Still clutching the struggling rabbit, Tanaquill bent down by the base of the linden tree and, with her free hand, raked through the small bones scattered in the grass around it. She picked up a small, slender jawbone that had belonged to a darting, wily animal—a weasel or marten—and the empty half shell of a walnut, and gave them to Isabelle. Next, she reached into the thick blackbriar climbing the linden tree’s trunk, drew a spiky seedpod from between its sharp thorns and handed that to her, too.

“These gifts will help you attain your heart’s desire,” Tanaquill said.

Isabelle looked down at the things she was holding, and as she did, the emotions she’d tried to hold down spiked like a fever, weakening everything strong and sure inside her. Her blood felt thin, her guts watery, her bones as crumbly as old mortar. The apology she’d made only moments ago was forgotten. Angry, jealous words burst from her lips.

“Gifts? These things?” she cried, staring at the bone, the nutshell, and the seedpod. “You gave Ella a beautiful gown and glass slippers! A carriage and horses. Those are gifts. You’ve given me a handful of garbage!”

She looked up, but Tanaquill had turned away again. As Isabelle watched, the fairy queen disappeared into the hollow in a swirl of red hair and green skirts. Isabelle hobbled after her, but as she did, a thin, high-pitched scream rose, and was abruptly cut off—the rabbit’s death cry. She took a wary step back.

Her gaze returned to the objects in her hand. The fairy queen was mocking her with them, she was certain of it, and that certainty was painful to her.

“Ugly,” she said as her fingers touched the jawbone. “Useless,” she said as they brushed the nutshell. “Hurtful,” she said as the seedpod pricked them. “Just like me.”

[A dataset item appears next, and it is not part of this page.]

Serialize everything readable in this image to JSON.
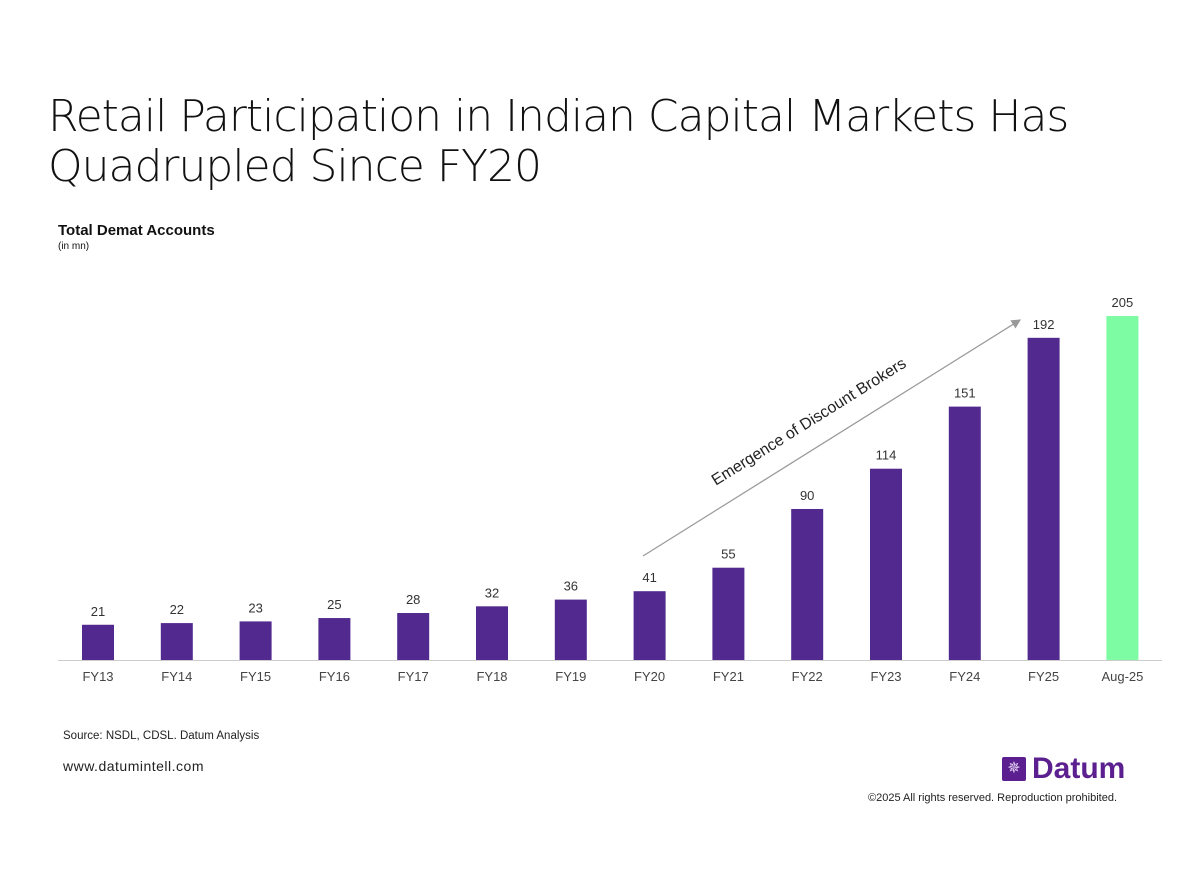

She would toss the objects into the hearth in the morning. They could at least help kindle a fire. She shoved them into her skirt pocket, then walked the rest of the way to her house, convinced that there was no help for her, no hope. There was only despair, heavy and hard, weighing on what was left of her cutaway heart.

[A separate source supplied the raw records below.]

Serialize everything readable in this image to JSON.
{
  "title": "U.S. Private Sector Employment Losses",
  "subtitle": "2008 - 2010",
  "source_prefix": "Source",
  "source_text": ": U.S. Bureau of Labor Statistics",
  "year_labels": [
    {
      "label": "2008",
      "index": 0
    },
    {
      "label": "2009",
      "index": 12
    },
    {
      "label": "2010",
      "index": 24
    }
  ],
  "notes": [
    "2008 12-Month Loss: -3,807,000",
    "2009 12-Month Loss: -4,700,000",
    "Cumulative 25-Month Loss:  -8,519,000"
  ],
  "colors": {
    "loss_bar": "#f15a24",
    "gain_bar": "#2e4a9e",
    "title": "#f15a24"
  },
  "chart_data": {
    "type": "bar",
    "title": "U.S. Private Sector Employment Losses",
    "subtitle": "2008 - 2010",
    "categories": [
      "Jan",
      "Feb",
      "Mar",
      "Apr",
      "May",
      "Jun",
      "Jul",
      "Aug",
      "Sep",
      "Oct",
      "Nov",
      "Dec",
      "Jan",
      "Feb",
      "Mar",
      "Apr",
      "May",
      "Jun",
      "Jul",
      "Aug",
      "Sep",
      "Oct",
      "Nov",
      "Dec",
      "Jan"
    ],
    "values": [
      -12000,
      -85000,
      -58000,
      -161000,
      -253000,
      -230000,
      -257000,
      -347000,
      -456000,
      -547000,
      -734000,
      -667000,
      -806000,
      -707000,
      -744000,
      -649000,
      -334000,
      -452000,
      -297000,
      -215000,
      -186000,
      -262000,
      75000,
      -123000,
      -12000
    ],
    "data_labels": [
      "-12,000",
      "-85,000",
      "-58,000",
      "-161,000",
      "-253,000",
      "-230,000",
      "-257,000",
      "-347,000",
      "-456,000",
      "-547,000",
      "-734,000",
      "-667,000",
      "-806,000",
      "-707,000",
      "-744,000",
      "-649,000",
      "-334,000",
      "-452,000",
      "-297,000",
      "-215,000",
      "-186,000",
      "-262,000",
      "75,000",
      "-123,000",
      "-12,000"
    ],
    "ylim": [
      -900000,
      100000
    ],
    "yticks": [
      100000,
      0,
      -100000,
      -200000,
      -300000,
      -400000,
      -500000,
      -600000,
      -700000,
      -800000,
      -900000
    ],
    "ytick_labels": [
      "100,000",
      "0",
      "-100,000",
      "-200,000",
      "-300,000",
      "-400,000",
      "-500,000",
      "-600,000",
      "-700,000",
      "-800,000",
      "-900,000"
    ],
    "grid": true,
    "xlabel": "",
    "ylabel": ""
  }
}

Most people will fight when there is some hope of winning, no matter how slim. They are called brave. Only a few will keep fighting when all hope is gone. They are called warriors.

Isabelle was a warrior once, though she has forgotten it.

Will she remember? It does not look good. Then again, few things do in the dead of night. The small dark hours are the undoing of many. Candlelight throws shadows on the walls of our souls, shadows that turn a mouse into a monster, a downturn into disaster.